UNELe romancier et nouvelliste américain John Edgar Wideman, la première personne à remporter deux fois le prix PEN/Faulkner pour la fiction, est connu pour son style littéraire expérimental explorant l’expérience afro-américaine. Quatre-vingts ans maintenant, son histoire personnelle est pleine de traumatismes et de tragédies et dans ce nouveau recueil, publié 40 ans après son premier livre d’histoires, il y a des histoires sur le fait d’être Noir, d’être mort et mourant, certaines imaginées et d’autres basées sur la sienne. expériences.
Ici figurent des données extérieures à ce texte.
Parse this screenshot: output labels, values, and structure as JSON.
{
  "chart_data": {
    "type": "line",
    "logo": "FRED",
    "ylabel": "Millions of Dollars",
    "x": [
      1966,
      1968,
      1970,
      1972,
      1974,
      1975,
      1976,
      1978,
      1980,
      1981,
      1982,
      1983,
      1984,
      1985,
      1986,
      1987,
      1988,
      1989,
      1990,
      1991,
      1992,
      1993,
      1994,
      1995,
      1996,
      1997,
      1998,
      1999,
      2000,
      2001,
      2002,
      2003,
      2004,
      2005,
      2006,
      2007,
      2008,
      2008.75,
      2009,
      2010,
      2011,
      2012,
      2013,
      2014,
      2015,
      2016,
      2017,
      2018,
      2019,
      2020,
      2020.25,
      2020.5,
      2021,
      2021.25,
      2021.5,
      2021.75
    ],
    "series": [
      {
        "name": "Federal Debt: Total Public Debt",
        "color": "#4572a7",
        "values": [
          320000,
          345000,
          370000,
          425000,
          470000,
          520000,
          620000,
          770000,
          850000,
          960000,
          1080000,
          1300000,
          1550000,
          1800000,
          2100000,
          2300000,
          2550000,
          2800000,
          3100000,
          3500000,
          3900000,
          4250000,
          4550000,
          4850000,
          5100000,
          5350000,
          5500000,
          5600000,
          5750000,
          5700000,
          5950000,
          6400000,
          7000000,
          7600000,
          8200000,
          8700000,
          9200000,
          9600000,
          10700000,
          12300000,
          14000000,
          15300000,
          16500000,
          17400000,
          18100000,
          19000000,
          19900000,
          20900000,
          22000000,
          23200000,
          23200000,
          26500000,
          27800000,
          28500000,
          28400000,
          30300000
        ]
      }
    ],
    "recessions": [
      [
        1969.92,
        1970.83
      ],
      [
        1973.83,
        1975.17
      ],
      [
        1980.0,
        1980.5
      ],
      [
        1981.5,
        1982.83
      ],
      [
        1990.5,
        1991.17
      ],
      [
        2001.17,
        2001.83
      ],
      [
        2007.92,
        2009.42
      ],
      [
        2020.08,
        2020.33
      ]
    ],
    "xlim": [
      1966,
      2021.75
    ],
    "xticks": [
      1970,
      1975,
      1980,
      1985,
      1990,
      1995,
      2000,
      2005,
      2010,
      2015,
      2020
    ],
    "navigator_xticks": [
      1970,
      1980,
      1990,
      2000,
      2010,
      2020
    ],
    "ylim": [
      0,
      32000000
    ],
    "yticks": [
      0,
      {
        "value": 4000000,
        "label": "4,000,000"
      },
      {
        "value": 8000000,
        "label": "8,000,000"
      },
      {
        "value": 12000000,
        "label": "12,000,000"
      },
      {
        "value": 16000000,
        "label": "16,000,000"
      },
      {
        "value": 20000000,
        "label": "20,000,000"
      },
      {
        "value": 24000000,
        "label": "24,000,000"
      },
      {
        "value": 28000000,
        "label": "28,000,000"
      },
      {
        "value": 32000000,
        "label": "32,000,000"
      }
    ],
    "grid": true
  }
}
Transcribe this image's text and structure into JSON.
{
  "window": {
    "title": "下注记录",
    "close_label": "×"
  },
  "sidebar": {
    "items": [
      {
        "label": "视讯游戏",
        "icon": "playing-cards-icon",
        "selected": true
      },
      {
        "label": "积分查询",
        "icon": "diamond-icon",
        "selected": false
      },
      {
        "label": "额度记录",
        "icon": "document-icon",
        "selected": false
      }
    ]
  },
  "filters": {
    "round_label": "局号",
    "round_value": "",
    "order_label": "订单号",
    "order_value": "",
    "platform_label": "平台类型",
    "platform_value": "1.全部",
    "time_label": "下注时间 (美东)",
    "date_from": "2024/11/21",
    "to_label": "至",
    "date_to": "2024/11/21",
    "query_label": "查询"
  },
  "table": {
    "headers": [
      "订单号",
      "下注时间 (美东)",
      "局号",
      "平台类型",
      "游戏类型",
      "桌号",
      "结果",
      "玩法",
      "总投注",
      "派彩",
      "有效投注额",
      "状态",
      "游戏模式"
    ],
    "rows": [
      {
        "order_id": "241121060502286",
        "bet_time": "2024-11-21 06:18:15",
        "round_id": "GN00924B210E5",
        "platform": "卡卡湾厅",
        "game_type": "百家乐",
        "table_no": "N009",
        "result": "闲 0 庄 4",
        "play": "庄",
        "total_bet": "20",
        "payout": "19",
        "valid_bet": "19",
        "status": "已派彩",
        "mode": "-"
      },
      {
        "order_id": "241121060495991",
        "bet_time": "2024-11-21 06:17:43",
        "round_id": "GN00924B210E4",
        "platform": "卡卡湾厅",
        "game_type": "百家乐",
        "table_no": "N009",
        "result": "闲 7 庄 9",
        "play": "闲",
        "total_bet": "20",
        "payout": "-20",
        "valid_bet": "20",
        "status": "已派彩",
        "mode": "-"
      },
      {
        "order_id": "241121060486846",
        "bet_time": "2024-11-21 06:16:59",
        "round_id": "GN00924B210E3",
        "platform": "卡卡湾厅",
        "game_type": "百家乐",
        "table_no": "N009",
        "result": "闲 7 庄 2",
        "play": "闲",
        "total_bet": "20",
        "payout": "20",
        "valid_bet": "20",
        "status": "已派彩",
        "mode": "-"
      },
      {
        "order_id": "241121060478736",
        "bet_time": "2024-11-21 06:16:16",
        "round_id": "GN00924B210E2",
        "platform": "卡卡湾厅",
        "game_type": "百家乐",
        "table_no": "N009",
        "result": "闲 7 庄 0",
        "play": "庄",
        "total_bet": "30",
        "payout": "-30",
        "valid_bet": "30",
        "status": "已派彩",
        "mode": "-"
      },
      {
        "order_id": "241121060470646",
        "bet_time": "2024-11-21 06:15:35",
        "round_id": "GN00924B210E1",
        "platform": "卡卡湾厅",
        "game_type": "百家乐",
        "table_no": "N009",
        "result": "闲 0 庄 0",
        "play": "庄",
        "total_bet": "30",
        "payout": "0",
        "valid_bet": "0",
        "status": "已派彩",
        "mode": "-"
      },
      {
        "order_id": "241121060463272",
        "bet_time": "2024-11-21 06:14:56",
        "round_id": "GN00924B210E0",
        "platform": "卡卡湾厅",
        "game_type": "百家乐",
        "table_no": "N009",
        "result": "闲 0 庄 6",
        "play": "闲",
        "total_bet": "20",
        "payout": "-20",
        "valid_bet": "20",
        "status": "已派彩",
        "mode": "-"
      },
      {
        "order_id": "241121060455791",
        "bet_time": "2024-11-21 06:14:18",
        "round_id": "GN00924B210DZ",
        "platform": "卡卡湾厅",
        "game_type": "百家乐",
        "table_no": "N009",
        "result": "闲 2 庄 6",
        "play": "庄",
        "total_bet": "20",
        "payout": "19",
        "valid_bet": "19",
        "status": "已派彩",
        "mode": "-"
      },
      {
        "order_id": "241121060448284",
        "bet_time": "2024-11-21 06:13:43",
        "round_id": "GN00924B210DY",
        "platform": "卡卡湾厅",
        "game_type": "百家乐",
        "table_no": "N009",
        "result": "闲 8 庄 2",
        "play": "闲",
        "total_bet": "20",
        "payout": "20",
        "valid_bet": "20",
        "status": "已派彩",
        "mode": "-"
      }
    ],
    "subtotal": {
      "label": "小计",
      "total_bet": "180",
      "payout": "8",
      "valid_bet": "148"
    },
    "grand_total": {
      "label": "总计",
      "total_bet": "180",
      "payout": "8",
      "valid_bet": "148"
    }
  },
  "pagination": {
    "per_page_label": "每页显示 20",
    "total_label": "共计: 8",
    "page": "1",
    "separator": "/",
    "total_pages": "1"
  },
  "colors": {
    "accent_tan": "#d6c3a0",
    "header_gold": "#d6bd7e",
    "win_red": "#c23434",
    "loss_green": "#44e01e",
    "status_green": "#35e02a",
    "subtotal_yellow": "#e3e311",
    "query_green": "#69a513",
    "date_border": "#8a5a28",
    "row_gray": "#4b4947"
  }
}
La plupart sont préoccupés par le concept du temps, qu’il s’agisse de la peine d’emprisonnement à perpétuité que son frère purge en prison pour avoir été complice d’un vol qualifié devenu meurtre, des 12 jours pendant lesquels son fils de 15 ans était en fuite après avoir tué un autre adolescent, ou l’heure et demie que lui et son frère passent à errer dans la gare Penn de New York à la recherche l’un de l’autre. En grande partie, ces histoires mélancoliques examinent le système de justice pénale et comment il manipule et étouffe le temps : « Les prisons font voyager le temps. Laisse le corps nu, les os tremblent… Le temps se ratatine à la routine, à la répétition. Le temps inversé. Plus une phrase est longue, moins le temps compte.
Un conte, Atlanta Murders, mettant en scène deux poulets traversant la route, fait référence aux meurtres commis entre juillet 1979 et mai 1981 au cours desquels au moins 28 enfants ont été tués. Une fois de l’autre côté de la route, un poulet s’interroge sur la sémantique du terme « élevé sans cruauté », qu’il a vu sur des paquets de poitrines de poulet. « Si vous savez à l’avance que vous préparez des créatures vivantes captives à être abattues et mangées, comment diable pouvez-vous les élever humainement ? » demande le poulet. « Ou est-ce que humainement ne veut tout simplement rien dire ? Sauf ce que les êtres humains veulent que le mot signifie.
L’autre poulet n’a jamais fait confiance au langage des mangeurs de poulet ; toujours su que c’était un poulet. « C’est drôle que vous le disiez ainsi, monsieur », dit le narrateur. « J’ai toujours su que j’étais noir. »
Wideman n’essaie pas d’exonérer les personnes incarcérées qu’il aime ou qu’il a connues en racontant leurs histoires. En fait, en ne le faisant pas, il finit par exposer plus de détails sur leurs crimes. Ces contes créent une tapisserie de souffrance, mêlant différents types de douleur, de la grisaille de la file d’attente pour le micro-ondes dans le parloir à la luminosité fluorescente d’un flic pressant votre corps dans une rue de la ville.
L’utilisation expérimentale de la syntaxe par l’auteur permet de déplacer la réalité, modifiant l’élan narratif de chaque conte. Les phrases dans Art of Story sont si tranchants qu’ils égratignent la peau, alors qu’en Arizona – une lettre adressée au chanteur de soul américain Freddie Jackson, dans laquelle le narrateur fait l’éloge de sa chanson You Are My Lady, qui jouait dans la voiture alors qu’il conduisait son fils à sa condamnation – la conversation de Wideman prose, curieuse et vulnérable (« Quand je t’entends chanter, je me souviens que tu étais là à côté de moi et me voici maintenant à côté de toi »), a l’impression de chercher un téton.
Même dans les moments de perplexité, lorsque de nouvelles questions sont peintes sur les anciennes, lorsque le style du flux de conscience de Wideman mystifie momentanément, vous n’êtes jamais vraiment parti, juste suspendu au-dessus d’une scène familière, obligé d’interagir avec un détail que vous avez manqué ou ignoré. C’est vraiment une narration inimitable. Personne n’écrit une histoire d’horreur américaine comme John Edgar Wideman.